Perşembe, Ocak 23, 2025
HUKUKSİYASET

Mehmet Ağar, ‘Masumiyet Karinesi’ İle Beraat Etti

Aralarında Savaş Buldan, Namık Erdoğan, Behçet Cantürk, Ziya Ekinci ve babam Mecit Baskın’ın da bulunduğu bir çok aydın ve iş insanımızın katledilme emrini veren Mehmet Ağar’a onlarca delil ve gerçekliğe rağmen beraat kararını ‘masumiyet karinesi’ ile verdiler.

Ankara 1. Ağır Ceza Mahkemesi, 1990’lı yıllarda işlenen 10 faili meçhul cinayeti konu alan davada aralarında Mehmet Ağar’ın da bulunduğu 17 sanığa verilen beraat kararının gerekçesini açıkladı.

Davanın açılmasına neden olan eski Özel Harekât Polisi Ayhan Çarkın’ın anlatımlarının “çelişkili” olduğu öne sürülen kararda, “masumiyet karinesi” gözetilerek, “şüpheden sanık yararlanır” kuralından sanıkların yararlanacağı savunuldu. Bu kurala göre, somut delil yoksa suç şüphesi sanık lehine yorumlanıyor.

Kararda, “Her ne kadar sanık Ayhan Çarkın’ın beyanları arasında somut gerçekle uyuşan hususlar mevcut ise de; sanığın, olayın üzerinden 18 yıl geçtikten sonra yaptığı açıklamaların, gerek soruşturma dosyasından ve gerekse basın-yayın organlarında yer alan haberlerden öğrenilip ifadeye dönüştürülmesi mümkün görülmekle; sanığın bu beyanları sanıkların mahkûmiyeti için yeterli görülmemiştir” denildi.

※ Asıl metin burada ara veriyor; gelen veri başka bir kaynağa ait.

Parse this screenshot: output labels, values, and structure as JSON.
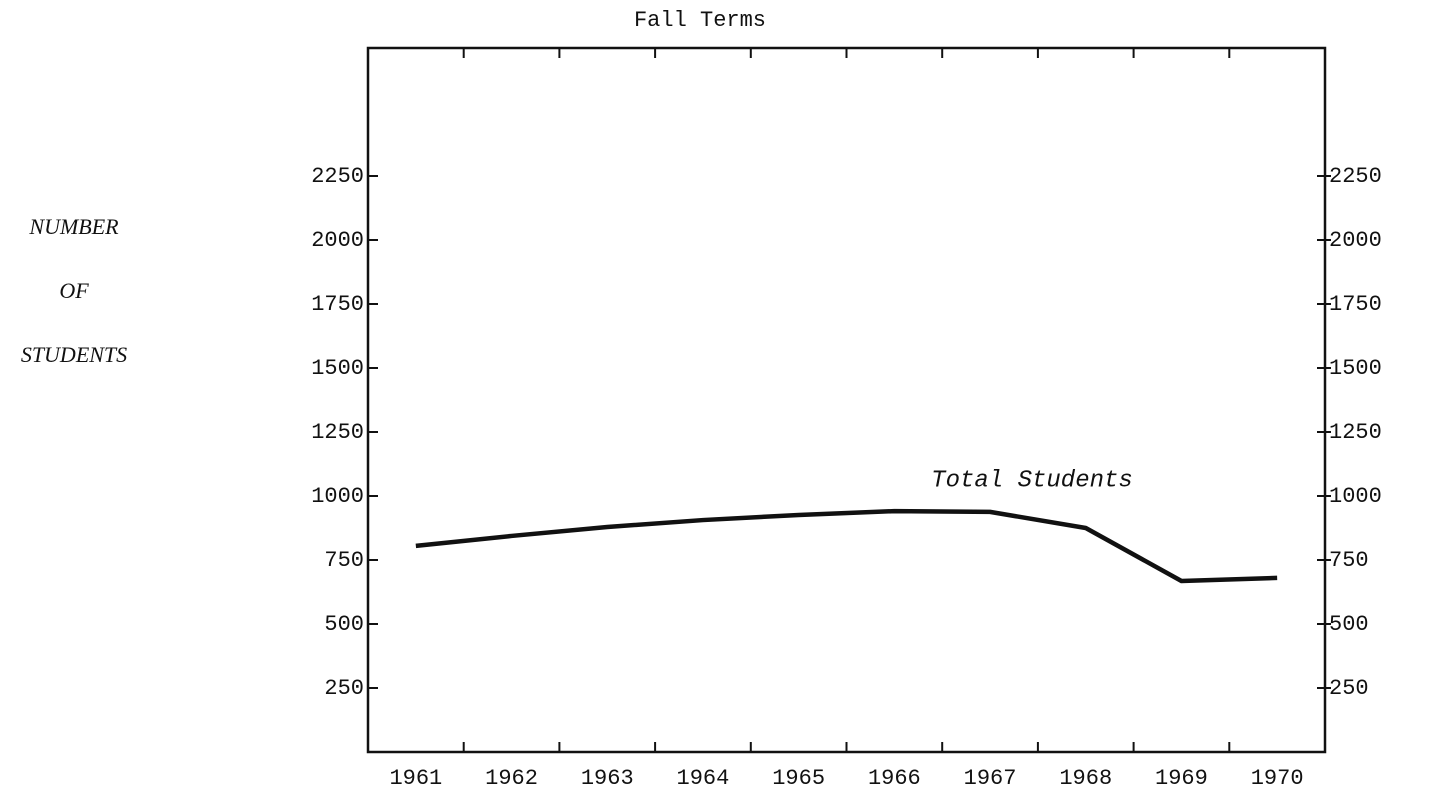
{
  "chart_data": {
    "type": "line",
    "title": "Fall Terms",
    "y_label_lines": [
      "NUMBER",
      "OF",
      "STUDENTS"
    ],
    "annotation": "Total Students",
    "categories": [
      "1961",
      "1962",
      "1963",
      "1964",
      "1965",
      "1966",
      "1967",
      "1968",
      "1969",
      "1970"
    ],
    "series": [
      {
        "name": "Total Students",
        "color": "#111111",
        "values": [
          805,
          844,
          879,
          906,
          926,
          941,
          938,
          875,
          668,
          680
        ]
      }
    ],
    "ylim": [
      0,
      2750
    ],
    "yticks": [
      250,
      500,
      750,
      1000,
      1250,
      1500,
      1750,
      2000,
      2250
    ],
    "right_axis_mirror": true,
    "grid": false
  }
}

İnandırıcı delil elde edilemedi’

Kararda, sanık Ayhan Çarkın’ın sonradan değiştirdiği ve aşamalarda çelişkili ve dosya muhteviyatı ile uyumlu olmayan beyanları dışında, sanıkların atılı suçu işlediğini gösterir her türlü şüpheden uzak, kesin ve inandırıcı delil elde edilemediği kaydedildi.

Şüpheden sanık yararlanır’ kuralı uygulandı

Çarkın’ın yer gösterme işlemindeki beyanına göre cesedin bulunduğu yer ile sanığın ifadesindeki yerin uyuşmadığı örneği verilen kararda, şu sonuca varıldı:
“Masumiyet karinesi gözetilerek, yukarıda detaylı açıklandığı üzere şüpheden sanık yararlanır kuralı uyarınca sanıkların ayrı ayrı beraatine karar verilmiştir. Her ne kadar sanık Ayhan Çarkın’ın beyanları arasında somut gerçekle uyuşan hususlar mevcut ise de; sanığın, olayın üzerinden 18 yıl geçtikten sonra yaptığı açıklamaların, gerek soruşturma dosyasından ve gerekse basın-yayın organlarında yer alan haberlerden öğrenilip ifadeye dönüştürülmesi mümkün görülmekle; sanığın bu beyanları sanıkların mahkûmiyeti için yeterli görülmemiştir.”